Several conclusions were drawn from this pilot study. First, finding the extreme poor, even in areas of concentrated poverty, is challenging. This could be the case for several reasons. Even though the survey data indicates the population of the extreme poor is quite large in the aggregate, this population is still a small minority of the poor and a much smaller percentage of the overall population. Second, researchers recommend a life-history approach when interviewing the extreme poor. Based upon the interviews conducted for this pilot, the team encountered a number of individuals who, while not extremely poor at the moment of the interview, had experienced extreme poverty in their lifetimes. This finding underscores the fact that extreme poverty can be episodic for some families and highlights the value of using what has been called “narrative interviewing,” in which interviewers are trained to put a premium on eliciting narratives from the respondent (see DeLuca, Clampet-Lundquist, and Edin 2016).
Third, venue-based sampling holds promise for finding these families in the future.
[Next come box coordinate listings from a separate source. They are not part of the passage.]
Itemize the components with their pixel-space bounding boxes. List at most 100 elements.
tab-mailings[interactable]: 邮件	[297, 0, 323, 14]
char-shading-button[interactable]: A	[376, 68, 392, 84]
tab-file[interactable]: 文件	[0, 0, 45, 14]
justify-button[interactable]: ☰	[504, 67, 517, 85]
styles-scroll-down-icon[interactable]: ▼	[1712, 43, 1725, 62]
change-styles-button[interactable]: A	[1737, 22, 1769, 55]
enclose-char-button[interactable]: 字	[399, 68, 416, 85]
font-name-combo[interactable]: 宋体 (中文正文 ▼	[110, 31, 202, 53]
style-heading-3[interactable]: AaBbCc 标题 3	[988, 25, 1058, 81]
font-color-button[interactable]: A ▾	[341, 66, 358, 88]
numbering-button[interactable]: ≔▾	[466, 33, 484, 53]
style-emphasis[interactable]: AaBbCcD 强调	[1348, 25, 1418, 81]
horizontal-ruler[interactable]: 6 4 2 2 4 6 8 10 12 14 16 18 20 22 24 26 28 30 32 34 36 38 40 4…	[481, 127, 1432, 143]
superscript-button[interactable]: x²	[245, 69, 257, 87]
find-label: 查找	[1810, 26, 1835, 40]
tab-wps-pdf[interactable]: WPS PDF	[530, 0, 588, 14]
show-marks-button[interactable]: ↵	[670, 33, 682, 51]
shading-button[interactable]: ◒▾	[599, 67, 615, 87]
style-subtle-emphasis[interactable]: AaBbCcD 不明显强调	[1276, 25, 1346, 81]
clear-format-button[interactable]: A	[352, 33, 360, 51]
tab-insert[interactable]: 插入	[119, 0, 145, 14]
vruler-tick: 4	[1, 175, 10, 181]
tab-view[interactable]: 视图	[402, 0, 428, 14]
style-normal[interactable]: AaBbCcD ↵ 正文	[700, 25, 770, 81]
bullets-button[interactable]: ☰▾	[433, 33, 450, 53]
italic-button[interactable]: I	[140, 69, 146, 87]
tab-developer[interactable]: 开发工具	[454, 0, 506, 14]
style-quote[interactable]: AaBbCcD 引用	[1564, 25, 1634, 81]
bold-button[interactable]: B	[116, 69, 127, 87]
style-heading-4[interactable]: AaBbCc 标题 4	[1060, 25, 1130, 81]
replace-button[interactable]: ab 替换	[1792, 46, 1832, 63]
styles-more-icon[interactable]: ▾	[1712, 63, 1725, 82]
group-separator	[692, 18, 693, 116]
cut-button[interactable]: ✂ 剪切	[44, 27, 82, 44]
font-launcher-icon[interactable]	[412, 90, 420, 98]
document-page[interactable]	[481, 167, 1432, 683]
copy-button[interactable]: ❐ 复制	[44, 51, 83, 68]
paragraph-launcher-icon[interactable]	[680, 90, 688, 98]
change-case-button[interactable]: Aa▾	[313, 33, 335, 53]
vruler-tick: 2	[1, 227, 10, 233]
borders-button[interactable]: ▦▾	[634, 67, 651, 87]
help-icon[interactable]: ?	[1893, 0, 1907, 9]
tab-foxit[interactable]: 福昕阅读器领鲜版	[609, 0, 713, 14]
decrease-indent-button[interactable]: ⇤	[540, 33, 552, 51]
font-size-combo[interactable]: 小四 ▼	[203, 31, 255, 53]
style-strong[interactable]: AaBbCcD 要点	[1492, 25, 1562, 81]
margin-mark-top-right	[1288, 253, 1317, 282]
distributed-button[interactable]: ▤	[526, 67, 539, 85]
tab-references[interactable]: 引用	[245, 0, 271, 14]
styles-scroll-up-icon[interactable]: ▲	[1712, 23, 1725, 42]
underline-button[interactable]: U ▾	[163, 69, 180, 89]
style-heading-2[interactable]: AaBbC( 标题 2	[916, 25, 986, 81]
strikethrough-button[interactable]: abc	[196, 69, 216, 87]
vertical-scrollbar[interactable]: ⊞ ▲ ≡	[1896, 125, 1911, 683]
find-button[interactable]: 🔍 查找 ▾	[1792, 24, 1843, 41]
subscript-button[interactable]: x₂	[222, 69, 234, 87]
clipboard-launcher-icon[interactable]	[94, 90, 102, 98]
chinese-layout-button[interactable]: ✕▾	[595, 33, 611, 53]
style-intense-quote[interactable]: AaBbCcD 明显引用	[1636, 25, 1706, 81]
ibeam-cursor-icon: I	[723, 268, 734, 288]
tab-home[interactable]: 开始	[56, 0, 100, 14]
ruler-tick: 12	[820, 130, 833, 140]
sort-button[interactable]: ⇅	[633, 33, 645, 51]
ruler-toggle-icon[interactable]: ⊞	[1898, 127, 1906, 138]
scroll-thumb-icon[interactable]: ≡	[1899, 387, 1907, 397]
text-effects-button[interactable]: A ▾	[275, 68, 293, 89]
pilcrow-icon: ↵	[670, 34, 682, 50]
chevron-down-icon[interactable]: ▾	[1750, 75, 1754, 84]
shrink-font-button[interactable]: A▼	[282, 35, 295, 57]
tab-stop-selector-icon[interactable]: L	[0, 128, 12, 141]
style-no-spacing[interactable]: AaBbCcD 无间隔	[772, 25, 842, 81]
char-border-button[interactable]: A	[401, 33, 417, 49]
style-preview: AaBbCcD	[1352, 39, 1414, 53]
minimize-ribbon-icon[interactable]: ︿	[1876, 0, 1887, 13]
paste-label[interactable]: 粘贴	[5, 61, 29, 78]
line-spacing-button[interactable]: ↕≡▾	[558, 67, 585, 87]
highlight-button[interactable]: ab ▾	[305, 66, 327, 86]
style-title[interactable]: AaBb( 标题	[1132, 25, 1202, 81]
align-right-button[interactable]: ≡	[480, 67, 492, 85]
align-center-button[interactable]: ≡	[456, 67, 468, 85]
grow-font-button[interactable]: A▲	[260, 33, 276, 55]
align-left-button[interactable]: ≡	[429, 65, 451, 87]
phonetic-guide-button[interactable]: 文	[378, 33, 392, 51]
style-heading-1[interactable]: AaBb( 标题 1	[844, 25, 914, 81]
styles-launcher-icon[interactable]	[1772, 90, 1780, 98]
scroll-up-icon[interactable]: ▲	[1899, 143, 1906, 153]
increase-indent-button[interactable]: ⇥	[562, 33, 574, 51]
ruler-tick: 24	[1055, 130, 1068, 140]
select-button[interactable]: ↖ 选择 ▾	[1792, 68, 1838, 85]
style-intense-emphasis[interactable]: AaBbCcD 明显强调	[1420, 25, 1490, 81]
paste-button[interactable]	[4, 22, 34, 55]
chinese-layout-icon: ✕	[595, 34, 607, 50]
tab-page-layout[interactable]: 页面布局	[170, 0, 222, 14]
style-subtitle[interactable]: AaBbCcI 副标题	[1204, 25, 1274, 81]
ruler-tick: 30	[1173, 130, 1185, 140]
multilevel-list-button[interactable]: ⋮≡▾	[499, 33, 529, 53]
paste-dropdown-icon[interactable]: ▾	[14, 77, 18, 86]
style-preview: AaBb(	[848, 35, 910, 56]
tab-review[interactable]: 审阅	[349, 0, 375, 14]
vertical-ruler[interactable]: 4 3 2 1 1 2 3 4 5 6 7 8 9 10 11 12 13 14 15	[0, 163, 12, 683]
Although venue-based sampling was not fully tested in this pilot, our limited experience with this method, combined with the challenges encountered using the random sample, leads us to conclude that a venue-based approach is preferred. However, such sampling should be as systematic as possible, and venues should be varied to try and capture different types of extremely poor families. Venue-based sampling is probably the most cost- and time-effective way of sampling the population of Americans living in extreme poverty. Finally, we suspect that the presence of TANF likely affects the prevalence of extreme poverty, and this effect is differential across geography. While TANF does not even lift a family above 50% of the federal poverty line, it does lift them out of extreme poverty. Thus, the presence of TANF, even if much smaller than in past decades, indeed makes a dent in extreme poverty. Figure 1 shows the percent of families receiving TANF in Baltimore by neighborhood.